"Has a nation no honour, even as a man has?"
"Its honour is dishonoured if it saves its honour at a woman's cost. Oh! Mademoiselle, you know not what you do. You have not heard the King's threats as I have, the rack, the cord, infamy not to be named in words; no, no, you know not what you do. For God's sake return to Morsigny, that your blood be not on my head."
"And would there be none on mine?" she answered vehemently, and with a passion the equal of my own. "Would I be blood-guiltless if, with a Good-day, and merci, Monsieur! I curtsied a good-bye on the steps at Morsigny, and gave no second thought why you rode away and where? Or for whose sake you carried a foot of King Louis' cord in your pocket? His Most Christian Majesty's new-founded Order of Noble Faith!"
"Oh! that?" said I lamely, for I remembered that the ease with which she sent me to my death had hurt me sorely; "that was not a woman's business."
"A man's, then? Brother Paul taught you a man's faith, did he? Fie, fie, Monsieur! Is it a man's faith to pray in safety to the good God to do for us what we should do for ourselves? And did Brother Paul not teach you, bad theologian that he is! that faith without works is little worth? There, Monsieur, the man and the woman are both accounted for; are you content?"
Content? Desperate, rather, and in despair I turned upon the priest who stood by in silence, the lines upon his face those of perplexity rather than doubt or anxious care.
"Do you consent to this worse than madness?"
"Is it madness?" said he, taking Mademoiselle's hand in his to comfort and hearten her. "Then, my son, and I say it in all reverence, then was Christ mad. He came——"

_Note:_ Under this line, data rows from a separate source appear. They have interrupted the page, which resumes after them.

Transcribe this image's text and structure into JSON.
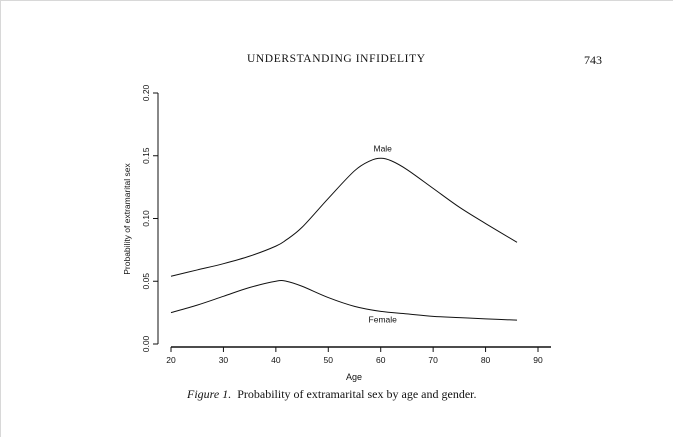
{
  "header": {
    "running_title": "UNDERSTANDING INFIDELITY",
    "page_number": "743"
  },
  "caption": {
    "label": "Figure 1.",
    "text": "Probability of extramarital sex by age and gender."
  },
  "chart_data": {
    "type": "line",
    "title": "",
    "xlabel": "Age",
    "ylabel": "Probability of extramarital sex",
    "xlim": [
      20,
      90
    ],
    "ylim": [
      0,
      0.2
    ],
    "xticks": [
      "20",
      "30",
      "40",
      "50",
      "60",
      "70",
      "80",
      "90"
    ],
    "yticks": [
      "0.00",
      "0.05",
      "0.10",
      "0.15",
      "0.20"
    ],
    "grid": false,
    "series": [
      {
        "name": "Male",
        "x": [
          20,
          25,
          30,
          35,
          40,
          42,
          45,
          50,
          55,
          58,
          60,
          62,
          65,
          70,
          75,
          80,
          86
        ],
        "y": [
          0.054,
          0.059,
          0.064,
          0.07,
          0.078,
          0.083,
          0.093,
          0.116,
          0.138,
          0.146,
          0.148,
          0.146,
          0.139,
          0.124,
          0.109,
          0.096,
          0.081
        ],
        "color": "#111111"
      },
      {
        "name": "Female",
        "x": [
          20,
          25,
          30,
          35,
          40,
          42,
          45,
          50,
          55,
          60,
          65,
          70,
          75,
          80,
          86
        ],
        "y": [
          0.025,
          0.031,
          0.038,
          0.045,
          0.05,
          0.05,
          0.046,
          0.037,
          0.03,
          0.026,
          0.024,
          0.022,
          0.021,
          0.02,
          0.019
        ],
        "color": "#111111"
      }
    ]
  }
}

"To die for the sinful and unworthy," I cried in bitterness of heart; "you need not tell me I am that, I know it already."
"Because there was no other way; and who knows but Louis will hearken," said Paul gently, his eyes growing wistful, "though, indeed, Monsieur Hellewyl, even while my heart said she was right, I gave faith the lie and urged her all I knew not to go."